The one exception I consider acceptable is if you’re maintaining contact with someone to make it easier for them to disengage and get out of the subculture. If that’s the case, I would still expect people to do whatever they can not to enable their friend’s transphobia and use every opportunity to undermine it.

I had a friend while I was still involved in organized transphobia who knew of my views but made it clear they didn’t support them and when they could criticized them or told me stories about trans people in their life that challenged my ideological beliefs. Hearing about trans people just trying to survive in the world, who dealt with many of the same problems I faced helped open me to questioning my beliefs.

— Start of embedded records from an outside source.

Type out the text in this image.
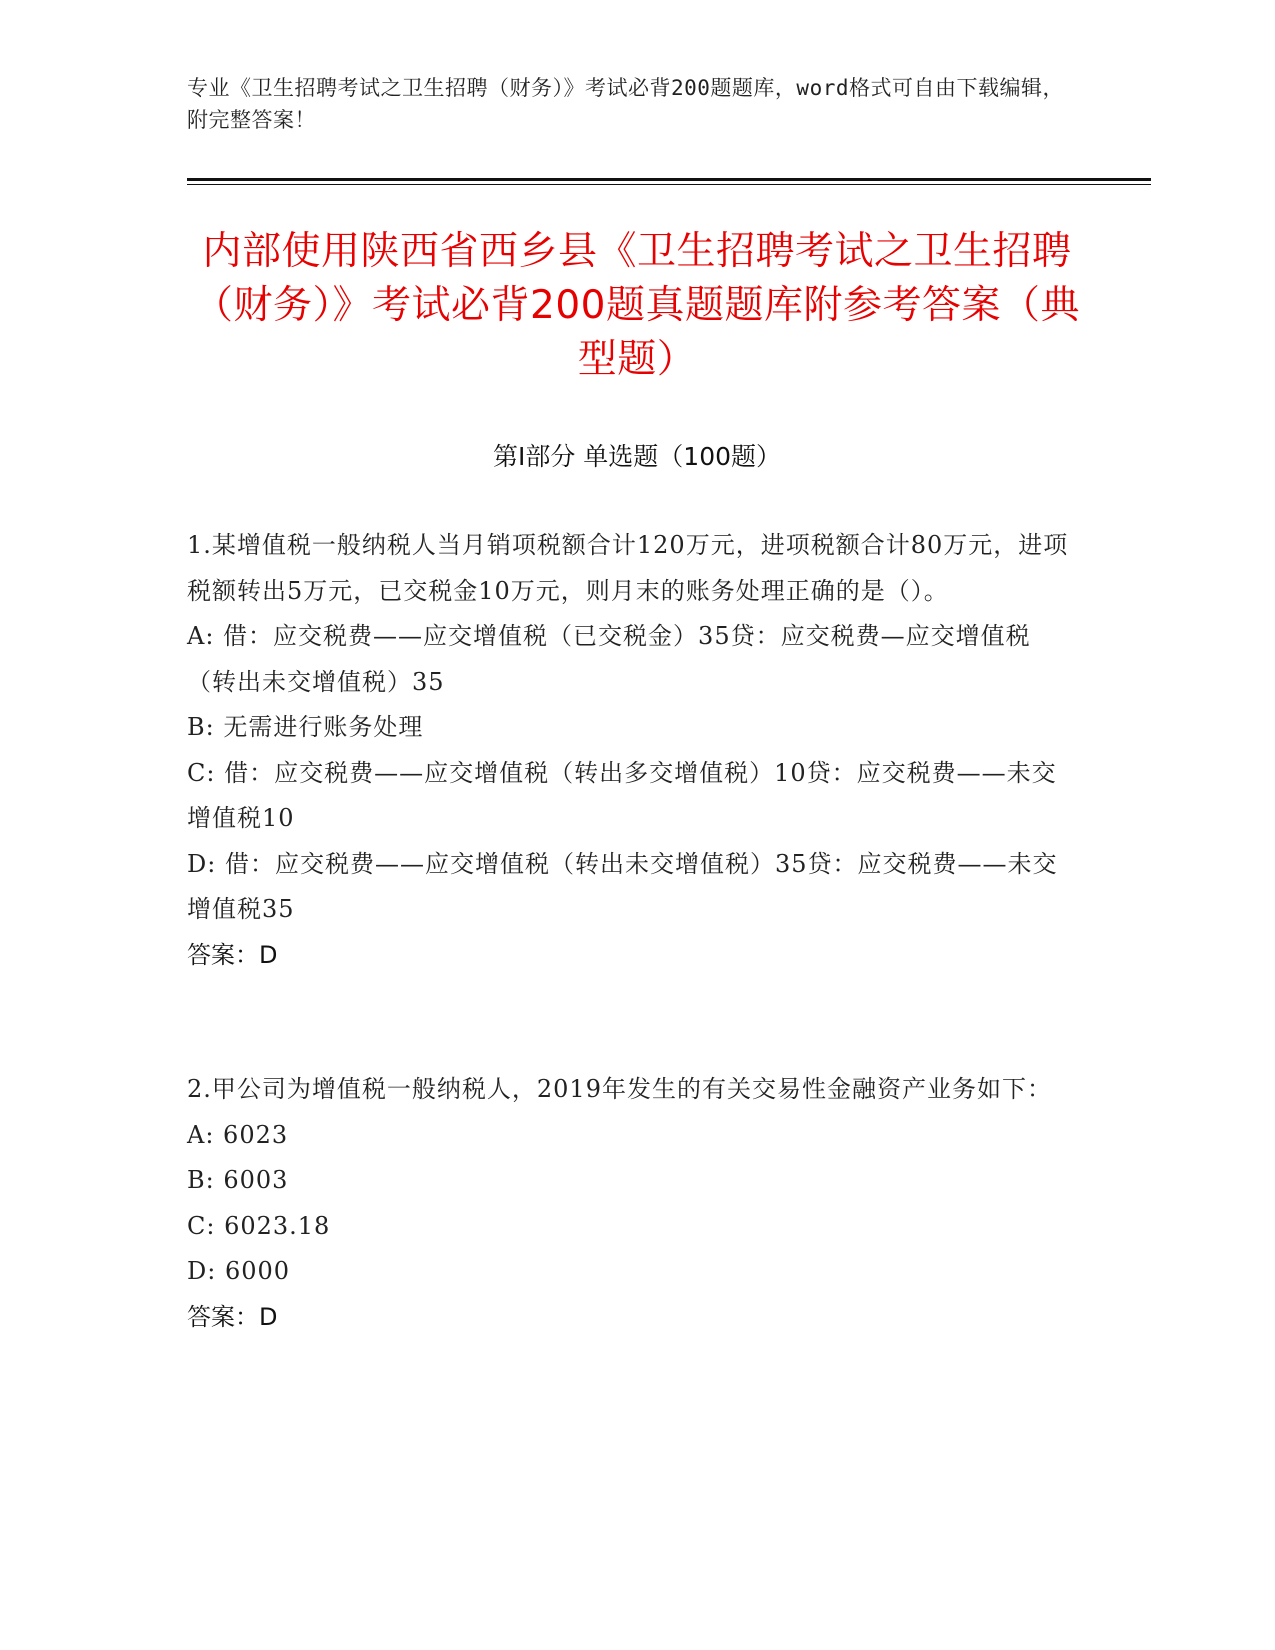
专业《卫生招聘考试之卫生招聘（财务）》考试必背200题题库，word格式可自由下载编辑，附完整答案！
内部使用陕西省西乡县《卫生招聘考试之卫生招聘（财务）》考试必背200题真题题库附参考答案（典型题）
第Ⅰ部分 单选题（100题）
1.某增值税一般纳税人当月销项税额合计120万元，进项税额合计80万元，进项税额转出5万元，已交税金10万元，则月末的账务处理正确的是（）。
A: 借：应交税费——应交增值税（已交税金）35贷：应交税费—应交增值税（转出未交增值税）35
B: 无需进行账务处理
C: 借：应交税费——应交增值税（转出多交增值税）10贷：应交税费——未交增值税10
D: 借：应交税费——应交增值税（转出未交增值税）35贷：应交税费——未交增值税35
答案：D
2.甲公司为增值税一般纳税人，2019年发生的有关交易性金融资产业务如下：
A: 6023
B: 6003
C: 6023.18
D: 6000
答案：D
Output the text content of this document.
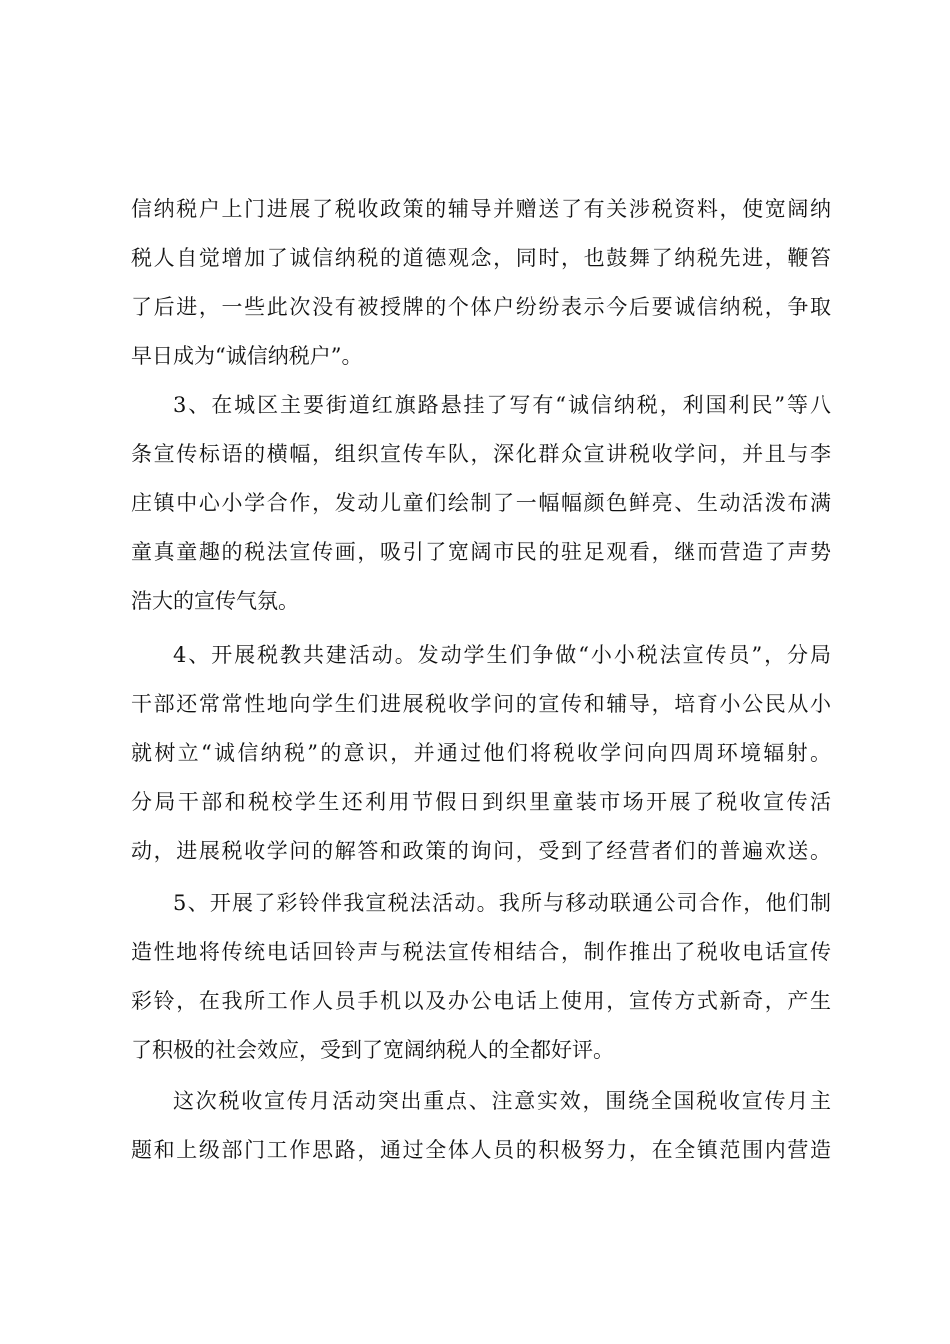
信纳税户上门进展了税收政策的辅导并赠送了有关涉税资料，使宽阔纳
税人自觉增加了诚信纳税的道德观念，同时，也鼓舞了纳税先进，鞭笞
了后进，一些此次没有被授牌的个体户纷纷表示今后要诚信纳税，争取
早日成为“诚信纳税户”。
3、在城区主要街道红旗路悬挂了写有“诚信纳税，利国利民”等八
条宣传标语的横幅，组织宣传车队，深化群众宣讲税收学问，并且与李
庄镇中心小学合作，发动儿童们绘制了一幅幅颜色鲜亮、生动活泼布满
童真童趣的税法宣传画，吸引了宽阔市民的驻足观看，继而营造了声势
浩大的宣传气氛。
4、开展税教共建活动。发动学生们争做“小小税法宣传员”，分局
干部还常常性地向学生们进展税收学问的宣传和辅导，培育小公民从小
就树立“诚信纳税”的意识，并通过他们将税收学问向四周环境辐射。
分局干部和税校学生还利用节假日到织里童装市场开展了税收宣传活
动，进展税收学问的解答和政策的询问，受到了经营者们的普遍欢送。
5、开展了彩铃伴我宣税法活动。我所与移动联通公司合作，他们制
造性地将传统电话回铃声与税法宣传相结合，制作推出了税收电话宣传
彩铃，在我所工作人员手机以及办公电话上使用，宣传方式新奇，产生
了积极的社会效应，受到了宽阔纳税人的全都好评。
这次税收宣传月活动突出重点、注意实效，围绕全国税收宣传月主
题和上级部门工作思路，通过全体人员的积极努力，在全镇范围内营造
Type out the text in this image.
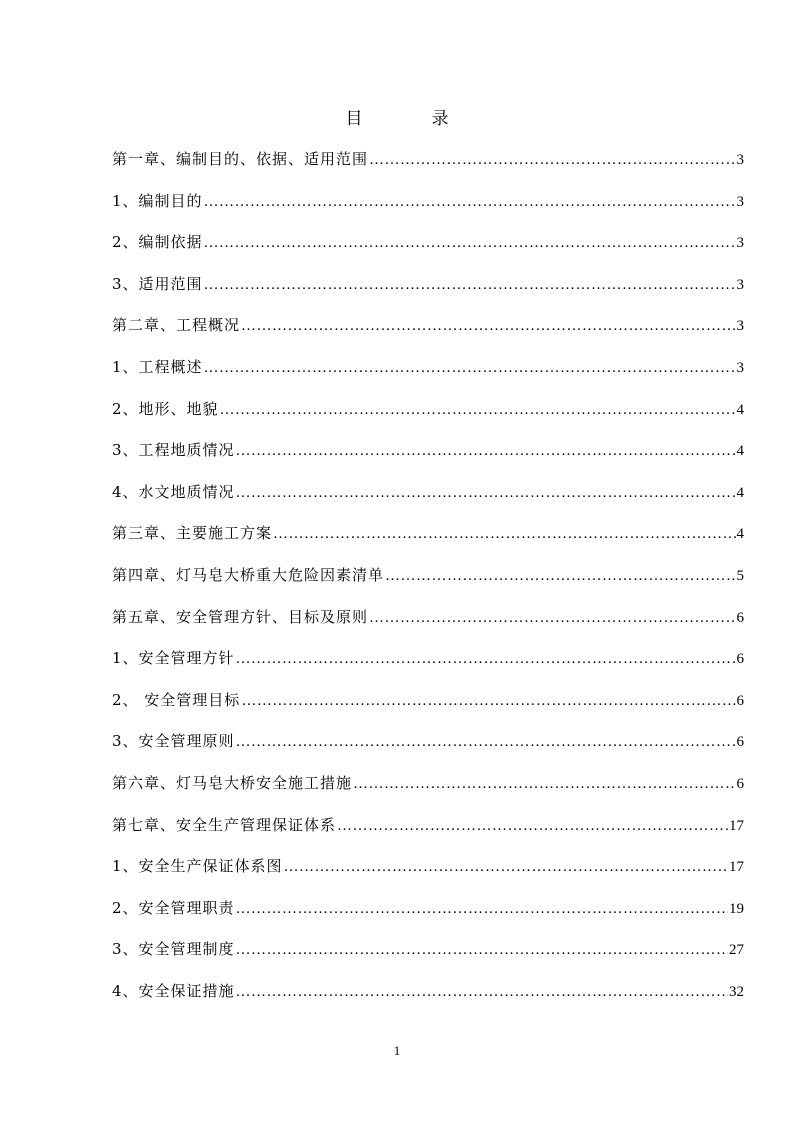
目　录
第一章、编制目的、依据、适用范围 ………………………………………………………………………………………………………………………………………………………………………………………………	3
1、编制目的 ………………………………………………………………………………………………………………………………………………………………………………………………	3
2、编制依据 ………………………………………………………………………………………………………………………………………………………………………………………………	3
3、适用范围 ………………………………………………………………………………………………………………………………………………………………………………………………	3
第二章、工程概况 ………………………………………………………………………………………………………………………………………………………………………………………………	3
1、工程概述 ………………………………………………………………………………………………………………………………………………………………………………………………	3
2、地形、地貌 ………………………………………………………………………………………………………………………………………………………………………………………………	4
3、工程地质情况 ………………………………………………………………………………………………………………………………………………………………………………………………	4
4、水文地质情况 ………………………………………………………………………………………………………………………………………………………………………………………………	4
第三章、主要施工方案 ………………………………………………………………………………………………………………………………………………………………………………………………	4
第四章、灯马皂大桥重大危险因素清单 ………………………………………………………………………………………………………………………………………………………………………………………………	5
第五章、安全管理方针、目标及原则 ………………………………………………………………………………………………………………………………………………………………………………………………	6
1、安全管理方针 ………………………………………………………………………………………………………………………………………………………………………………………………	6
2、 安全管理目标 ………………………………………………………………………………………………………………………………………………………………………………………………	6
3、安全管理原则 ………………………………………………………………………………………………………………………………………………………………………………………………	6
第六章、灯马皂大桥安全施工措施 ………………………………………………………………………………………………………………………………………………………………………………………………	6
第七章、安全生产管理保证体系 ………………………………………………………………………………………………………………………………………………………………………………………………	17
1、安全生产保证体系图 ………………………………………………………………………………………………………………………………………………………………………………………………	17
2、安全管理职责 ………………………………………………………………………………………………………………………………………………………………………………………………	19
3、安全管理制度 ………………………………………………………………………………………………………………………………………………………………………………………………	27
4、安全保证措施 ………………………………………………………………………………………………………………………………………………………………………………………………	32
1
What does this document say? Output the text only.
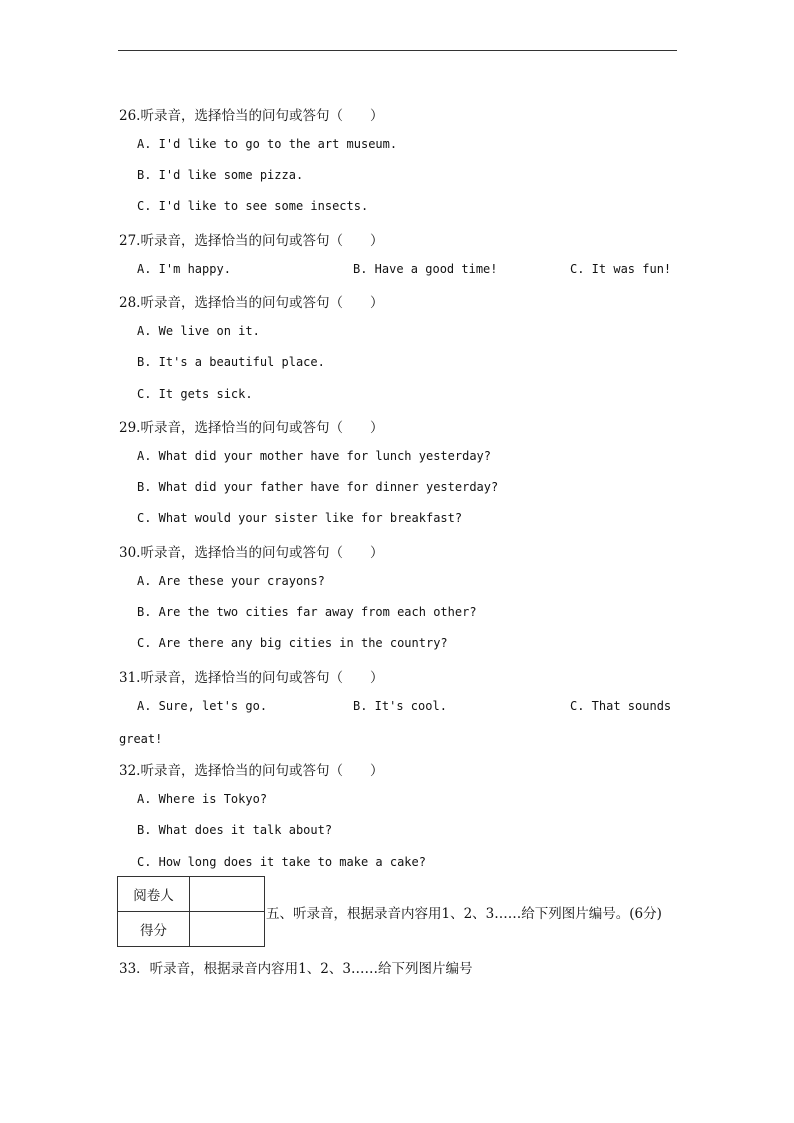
26.听录音，选择恰当的问句或答句（　　）
A. I'd like to go to the art museum.
B. I'd like some pizza.
C. I'd like to see some insects.
27.听录音，选择恰当的问句或答句（　　）
A. I'm happy.	B. Have a good time!	C. It was fun!
28.听录音，选择恰当的问句或答句（　　）
A. We live on it.
B. It's a beautiful place.
C. It gets sick.
29.听录音，选择恰当的问句或答句（　　）
A. What did your mother have for lunch yesterday?
B. What did your father have for dinner yesterday?
C. What would your sister like for breakfast?
30.听录音，选择恰当的问句或答句（　　）
A. Are these your crayons?
B. Are the two cities far away from each other?
C. Are there any big cities in the country?
31.听录音，选择恰当的问句或答句（　　）
A. Sure, let's go.	B. It's cool.	C. That sounds
great!
32.听录音，选择恰当的问句或答句（　　）
A. Where is Tokyo?
B. What does it talk about?
C. How long does it take to make a cake?
阅卷人	
得分	
五、听录音，根据录音内容用1、2、3……给下列图片编号。(6分)
33．听录音，根据录音内容用1、2、3……给下列图片编号
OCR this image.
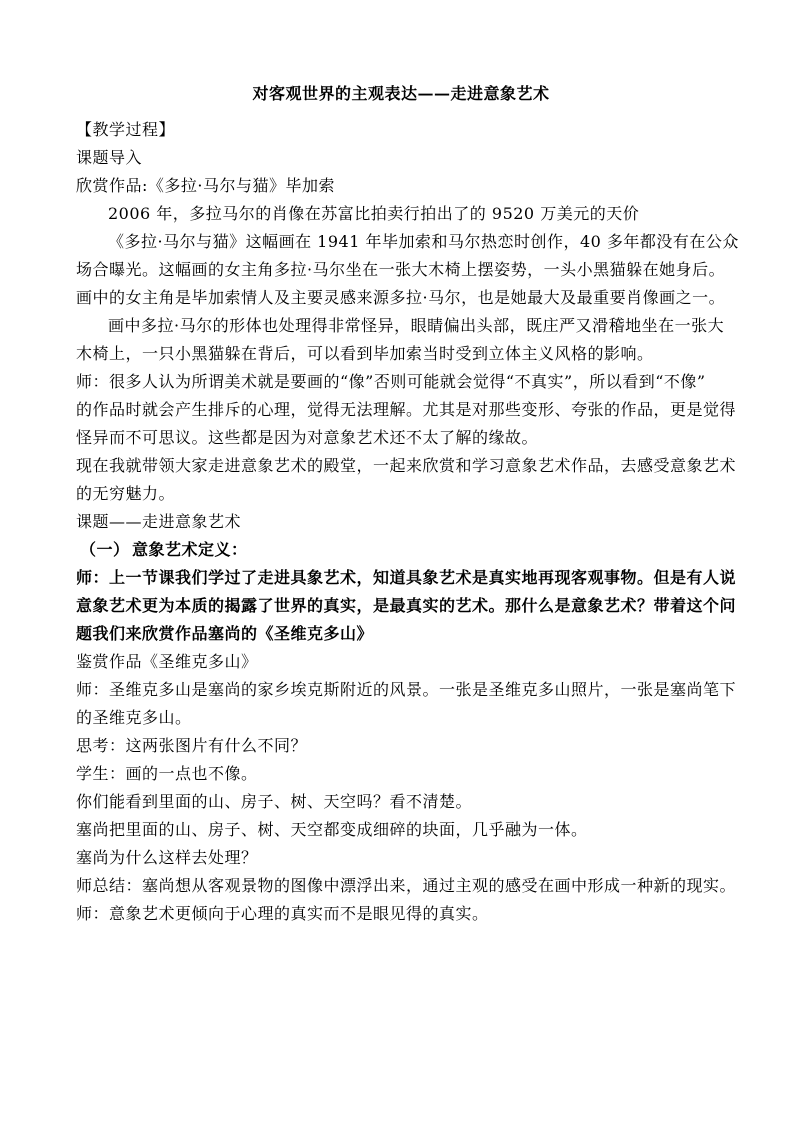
对客观世界的主观表达——走进意象艺术
【教学过程】
课题导入
欣赏作品:《多拉·马尔与猫》毕加索
2006 年，多拉马尔的肖像在苏富比拍卖行拍出了的 9520 万美元的天价
《多拉·马尔与猫》这幅画在 1941 年毕加索和马尔热恋时创作，40 多年都没有在公众
场合曝光。这幅画的女主角多拉·马尔坐在一张大木椅上摆姿势，一头小黑猫躲在她身后。
画中的女主角是毕加索情人及主要灵感来源多拉·马尔，也是她最大及最重要肖像画之一。
画中多拉·马尔的形体也处理得非常怪异，眼睛偏出头部，既庄严又滑稽地坐在一张大
木椅上，一只小黑猫躲在背后，可以看到毕加索当时受到立体主义风格的影响。
师：很多人认为所谓美术就是要画的“像”否则可能就会觉得“不真实”，所以看到“不像”
的作品时就会产生排斥的心理，觉得无法理解。尤其是对那些变形、夸张的作品，更是觉得
怪异而不可思议。这些都是因为对意象艺术还不太了解的缘故。
现在我就带领大家走进意象艺术的殿堂，一起来欣赏和学习意象艺术作品，去感受意象艺术
的无穷魅力。
课题——走进意象艺术
（一） 意象艺术定义：
师：上一节课我们学过了走进具象艺术，知道具象艺术是真实地再现客观事物。但是有人说
意象艺术更为本质的揭露了世界的真实，是最真实的艺术。那什么是意象艺术？带着这个问
题我们来欣赏作品塞尚的《圣维克多山》
鉴赏作品《圣维克多山》
师：圣维克多山是塞尚的家乡埃克斯附近的风景。一张是圣维克多山照片，一张是塞尚笔下
的圣维克多山。
思考：这两张图片有什么不同？
学生：画的一点也不像。
你们能看到里面的山、房子、树、天空吗？看不清楚。
塞尚把里面的山、房子、树、天空都变成细碎的块面，几乎融为一体。
塞尚为什么这样去处理？
师总结：塞尚想从客观景物的图像中漂浮出来，通过主观的感受在画中形成一种新的现实。
师：意象艺术更倾向于心理的真实而不是眼见得的真实。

When my friend told me about a teenage trans girl getting kicked out by her parents for “appropriating womanhood” or a trans person they knew getting harassed on the street or struggling to get medical care, it was hard for me not to empathize with the trans person. Hearing those stories didn’t snap me out of my beliefs immediately but they planted doubts and exposed me to information that challenged my transphobic views. Helping provide a person with a critical viewpoint and route towards disengagement as my friend did is an acceptable reason for maintaining contact with a person in a transphobic hate group.

Still, I think there are limits and it’s possible for a person to cross a line in terms of behavior, such as engaging in abuse, harassing or stalking trans people, where it makes sense to cut off contact completely. One also has to be realistic in terms of how likely a person is going to change or is going to change without suffering meaningful consequences for their actions or beliefs.

I can no longer maintain connections with the detrans women’s community because I can’t condone their behavior, the views they promote or the people they work with. I stand against transphobic detrans people in general and will do what I can to resist their efforts to influence trans healthcare and broader society. I see them as a part of a larger anti-trans movement that is increasingly moving right-wards in terms of its values, worldview and alliances. Like the ex-gay movement before them, I believe that in time they will come to be discredited. In the meantime I fear they could hurt a lot of people, trans youth in particular.

I’m done hiding my views and hiding from myself. Speaking honestly is terrifying but freeing. I wasted so much time telling a story other people wanted to hear instead of my own truth. I can finally speak my mind and say what I want without having to worry about detrans women disapproving of me. They can accept or reject me as I am. Every time I write out my truth, I feel myself heal a little bit more and find a bit more space to exist.